The latest news about Measuring the Harlem Renaissance
May 30, 2017
Choice Reviews lists Measuring the Harlem Renaissance on its "Top 75 Community College Titles" list.
May 15, 2017
From Choice Reviews vol. 54, no. 9 (May 2017):
In this fascinating book, Soto (Trinity Univ.) takes a new and startling approach to understanding the racial divides and communities that informed the literature of the Harlem Renaissance: he peers at the subject through the lens of the US census. Going back to 1790, Soto presents data that show who was counted, how people were sorted, and who was doing the counting and sorting. The conclusions are revelatory.
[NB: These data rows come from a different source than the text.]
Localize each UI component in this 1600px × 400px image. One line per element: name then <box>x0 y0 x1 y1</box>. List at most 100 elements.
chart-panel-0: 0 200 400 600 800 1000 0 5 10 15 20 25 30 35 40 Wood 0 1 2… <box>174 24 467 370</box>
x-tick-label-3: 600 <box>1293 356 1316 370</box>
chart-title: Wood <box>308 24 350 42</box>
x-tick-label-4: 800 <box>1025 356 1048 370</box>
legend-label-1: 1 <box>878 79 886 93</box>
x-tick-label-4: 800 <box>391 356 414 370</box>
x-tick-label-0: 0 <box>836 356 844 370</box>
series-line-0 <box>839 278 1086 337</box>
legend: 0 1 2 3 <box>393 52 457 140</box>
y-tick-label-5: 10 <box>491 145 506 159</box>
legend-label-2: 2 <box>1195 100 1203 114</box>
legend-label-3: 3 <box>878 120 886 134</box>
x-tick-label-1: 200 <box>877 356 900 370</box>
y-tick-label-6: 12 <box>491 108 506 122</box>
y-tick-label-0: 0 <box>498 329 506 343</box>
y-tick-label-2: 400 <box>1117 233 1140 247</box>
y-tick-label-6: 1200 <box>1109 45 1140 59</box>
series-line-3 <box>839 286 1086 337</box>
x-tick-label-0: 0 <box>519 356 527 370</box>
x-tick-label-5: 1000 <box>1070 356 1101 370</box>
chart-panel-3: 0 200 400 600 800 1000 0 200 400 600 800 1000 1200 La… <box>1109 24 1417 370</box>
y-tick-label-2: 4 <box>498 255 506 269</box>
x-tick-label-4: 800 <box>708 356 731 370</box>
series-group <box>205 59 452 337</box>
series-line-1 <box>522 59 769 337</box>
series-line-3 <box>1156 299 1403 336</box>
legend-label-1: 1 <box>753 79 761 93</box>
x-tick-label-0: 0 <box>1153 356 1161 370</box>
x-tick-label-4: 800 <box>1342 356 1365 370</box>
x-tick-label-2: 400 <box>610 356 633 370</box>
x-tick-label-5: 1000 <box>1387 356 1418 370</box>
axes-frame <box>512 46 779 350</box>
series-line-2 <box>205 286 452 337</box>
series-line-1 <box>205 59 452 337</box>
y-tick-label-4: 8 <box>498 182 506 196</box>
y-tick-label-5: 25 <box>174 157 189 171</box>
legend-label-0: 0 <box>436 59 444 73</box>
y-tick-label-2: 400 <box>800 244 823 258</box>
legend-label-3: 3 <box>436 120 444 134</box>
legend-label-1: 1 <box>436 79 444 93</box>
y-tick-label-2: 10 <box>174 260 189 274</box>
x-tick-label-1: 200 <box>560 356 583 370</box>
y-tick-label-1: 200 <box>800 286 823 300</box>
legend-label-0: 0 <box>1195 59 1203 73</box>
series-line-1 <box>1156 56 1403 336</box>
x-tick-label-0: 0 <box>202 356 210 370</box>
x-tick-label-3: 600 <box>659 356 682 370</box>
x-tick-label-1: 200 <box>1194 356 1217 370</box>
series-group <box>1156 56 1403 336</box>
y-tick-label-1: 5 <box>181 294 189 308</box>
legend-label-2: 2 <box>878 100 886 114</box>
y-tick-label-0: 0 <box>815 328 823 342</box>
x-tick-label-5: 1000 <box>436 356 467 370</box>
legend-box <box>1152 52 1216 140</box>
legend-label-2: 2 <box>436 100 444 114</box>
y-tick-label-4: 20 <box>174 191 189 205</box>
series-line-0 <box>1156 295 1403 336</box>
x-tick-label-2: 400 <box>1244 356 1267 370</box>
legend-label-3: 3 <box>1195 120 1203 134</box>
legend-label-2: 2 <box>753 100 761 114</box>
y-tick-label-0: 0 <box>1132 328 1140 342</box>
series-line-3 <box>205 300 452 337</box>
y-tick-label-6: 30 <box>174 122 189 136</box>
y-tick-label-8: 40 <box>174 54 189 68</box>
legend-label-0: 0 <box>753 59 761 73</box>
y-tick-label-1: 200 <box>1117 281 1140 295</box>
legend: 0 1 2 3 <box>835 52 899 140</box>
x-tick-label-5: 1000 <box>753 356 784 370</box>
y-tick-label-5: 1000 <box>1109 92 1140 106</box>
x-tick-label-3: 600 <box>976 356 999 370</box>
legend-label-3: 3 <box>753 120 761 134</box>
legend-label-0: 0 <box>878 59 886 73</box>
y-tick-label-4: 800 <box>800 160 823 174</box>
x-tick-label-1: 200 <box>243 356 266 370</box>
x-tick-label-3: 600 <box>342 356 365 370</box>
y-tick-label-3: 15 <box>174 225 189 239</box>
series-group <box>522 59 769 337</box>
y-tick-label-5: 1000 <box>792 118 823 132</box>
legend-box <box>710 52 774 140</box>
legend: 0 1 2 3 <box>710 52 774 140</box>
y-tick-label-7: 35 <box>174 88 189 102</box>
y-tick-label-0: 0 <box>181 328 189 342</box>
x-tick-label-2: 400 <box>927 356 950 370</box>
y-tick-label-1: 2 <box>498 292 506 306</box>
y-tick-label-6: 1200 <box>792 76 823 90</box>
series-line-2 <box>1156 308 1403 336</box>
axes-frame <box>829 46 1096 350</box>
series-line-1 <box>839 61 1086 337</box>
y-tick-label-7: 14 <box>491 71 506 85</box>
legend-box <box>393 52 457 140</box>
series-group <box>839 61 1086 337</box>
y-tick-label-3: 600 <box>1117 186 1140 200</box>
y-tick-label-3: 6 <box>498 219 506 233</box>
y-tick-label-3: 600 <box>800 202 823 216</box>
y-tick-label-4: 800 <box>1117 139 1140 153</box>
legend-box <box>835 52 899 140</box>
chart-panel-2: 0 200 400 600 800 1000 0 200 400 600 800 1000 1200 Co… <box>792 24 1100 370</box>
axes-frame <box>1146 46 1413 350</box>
For example, data reveal that census enumerators—not residents themselves—assigned racial classifications through the 1960 census, a reality that upends some beliefs about “passing.” Soto disputes claims about Jean Toomer’s racial self-identity made by Rudolph Byrd and Henry Louis Gates Jr. in their edition of Cane (2011); analyzes W. E. B. Du Bois’s understanding of who counted as black folk; and examines James Weldon Johnson’s The Autobiography of an Ex-Colored Man(1912), Nella Larsen’s Passing (1929), and other works. This deft study demonstrates what can be learned about literature (assuming the use of accessible language) from nontraditional tools—including game theory, geostatistics, and urban planning data. This reviewer only wishes the historical maps and graphs were larger and in color.
Summing Up: Highly recommended. Lower-division undergraduates through faculty; general readers.
February 9, 2017
December 9, 2016
From the Chronicle of Higher Education (December 9, 2016):
Juxtaposes U.S. Census and other government understandings of African-American identity with the views of black writers and intellectuals of the period.